Kiedy rodzice dziesięcioletniego Leona decydują się na przygarnięcie Harryego niereformowalnego huskyego syberyjskiego jeszcze nie wiedzą, z jakim wyzwaniem i wysiłkiem przyjdzie im się mierzyć każdego dnia. Uporządkowane dotąd życie chłopca nagle przewraca się do góry nogami, ale jednocześnie wzbogaca się o nowego wspaniałego, kochającego członka rodziny oraz niezwykłe przygody, które mogą wspólnie przeżywać. "Ja i mój pies" to oparta na faktach historia o próbie odnalezienia się w nieznanej dotąd rzeczywistości, o radzeniu sobie w trudnych sytuacjach i o sile przyjaźni między człowiekiem a zwierzęciem.
Wydawnictwo: inne
Data wydania: 2024-01-15
Kategoria: Dla dzieci
Kategoria wiekowa: 6-8 lat
ISBN:
Liczba stron: 20
Książeczka nie jest długa, dodatkowo ma cudownie kolorowe ilustracje. A co w niej znajdziecie? Historie Leona, 10 letniego chłopca, który dostał od rodziców pieska. Harry - husky syberyjski, to członek rodziny, który podbija serca zarówno domowników, jak i czytelników jego przygód. Leon opowiada nam, jak Harry do nich dołączył i dlaczego, potem poznajemy ich przygody w wakacje, jesienią, zimą czy wiosną. Mamy okazję nie tyle podejrzeć, jak ten psiak rośnie, ale też jak tęskni, kiedy któregoś z członków ich rodziny nie ma w domu z jakiegoś powodu. Albo co wyprawia i jak zachowuje się w podróży, na plaży, w górach czy kiedy poczuje zew natury ;)
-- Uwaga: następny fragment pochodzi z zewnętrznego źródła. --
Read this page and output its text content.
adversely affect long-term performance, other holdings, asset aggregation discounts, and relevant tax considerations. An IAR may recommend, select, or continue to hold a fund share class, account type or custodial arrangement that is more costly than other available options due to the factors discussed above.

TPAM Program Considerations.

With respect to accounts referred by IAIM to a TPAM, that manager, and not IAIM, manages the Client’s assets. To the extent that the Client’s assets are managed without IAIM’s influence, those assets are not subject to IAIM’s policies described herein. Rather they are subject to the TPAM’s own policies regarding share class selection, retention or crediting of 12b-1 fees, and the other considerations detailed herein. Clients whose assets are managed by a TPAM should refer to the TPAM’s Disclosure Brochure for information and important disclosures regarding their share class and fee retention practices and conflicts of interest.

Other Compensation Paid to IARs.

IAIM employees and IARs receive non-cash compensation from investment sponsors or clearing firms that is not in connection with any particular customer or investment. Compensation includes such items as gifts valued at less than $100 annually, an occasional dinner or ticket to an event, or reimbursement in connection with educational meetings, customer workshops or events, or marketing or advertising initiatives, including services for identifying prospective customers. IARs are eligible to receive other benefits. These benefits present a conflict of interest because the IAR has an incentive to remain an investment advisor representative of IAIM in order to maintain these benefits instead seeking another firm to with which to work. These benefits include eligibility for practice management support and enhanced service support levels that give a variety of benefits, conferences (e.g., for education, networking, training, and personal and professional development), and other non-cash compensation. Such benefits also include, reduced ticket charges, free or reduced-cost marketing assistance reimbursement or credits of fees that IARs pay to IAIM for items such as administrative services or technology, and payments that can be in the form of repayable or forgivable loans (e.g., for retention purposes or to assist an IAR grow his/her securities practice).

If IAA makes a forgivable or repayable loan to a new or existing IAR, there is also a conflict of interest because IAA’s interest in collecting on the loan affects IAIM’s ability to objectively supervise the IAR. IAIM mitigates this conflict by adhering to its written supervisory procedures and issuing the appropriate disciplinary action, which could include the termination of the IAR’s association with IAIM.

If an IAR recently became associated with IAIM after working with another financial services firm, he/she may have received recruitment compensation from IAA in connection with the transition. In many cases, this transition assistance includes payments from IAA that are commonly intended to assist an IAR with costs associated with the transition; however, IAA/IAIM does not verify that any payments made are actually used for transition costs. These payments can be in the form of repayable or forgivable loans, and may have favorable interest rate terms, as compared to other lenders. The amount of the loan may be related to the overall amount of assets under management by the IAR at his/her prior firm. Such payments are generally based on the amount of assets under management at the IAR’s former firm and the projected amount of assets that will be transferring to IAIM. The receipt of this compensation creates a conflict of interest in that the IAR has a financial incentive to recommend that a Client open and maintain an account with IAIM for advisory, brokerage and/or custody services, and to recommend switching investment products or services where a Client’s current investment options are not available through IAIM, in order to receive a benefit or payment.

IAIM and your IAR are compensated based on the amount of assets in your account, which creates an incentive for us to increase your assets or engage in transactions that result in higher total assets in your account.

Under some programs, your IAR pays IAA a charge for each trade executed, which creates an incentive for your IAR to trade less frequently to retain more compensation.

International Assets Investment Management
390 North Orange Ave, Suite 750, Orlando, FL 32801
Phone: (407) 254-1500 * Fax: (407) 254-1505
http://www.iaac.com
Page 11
Bardzo miło spędziłam czas z tą historią. Przeczytałam ją też mojej młodszej dwójce dzieci, które uwielbiają zwierzęta. Mamy jednego pieska, tylko że na dworze. A myślimy już od jakiegoś czasu nad jakimś małym psiakiem do domku. Husky to przepiękny psiak, ale osobiście dla nas za duży do domu. Taki psiak lubi się wybiegać, wyszaleć, no i na pewno potrafi się nieźle odwdzięczyć swoim najbliższym za takie długie spacery. W tej historii Harry pokazuje trochę psotnych swoich cech, ale także te, którymi obdarzyła go natura - jak chęć rywalizacji, chęć wygrania czy ucieczka za innym Huskym. Czuć z tej historii ogromną miłość ludzi do zwierzaka i na odwrót, czuć ich przyjaźń. Jest i tęsknota, kiedy któreś z członków rodziny wyjeżdża, a pies jest gdzieś indziej - po prostu on najlepiej się czuje, kiedy "jego stado jest razem". Ta historia pokazuje, jak zwierzak - w tym przypadku pies, potrafi zmienić życie rodziny, jednocześnie pokazując dzieciom, że piesek to nie zabawka, ale towarzysz, któremu trzeba poświęcić swój czas. Bardzo ciekawa i wartościowa książeczka.
"Myślicie czasem, że Wasz pies rozumie więcej, niż powinien? Ja mam tak stale. Porozumiewamy się za pomocą jednego spojrzenia. On rozumie, ja rozumię. Kropka. Słowa są zbędne."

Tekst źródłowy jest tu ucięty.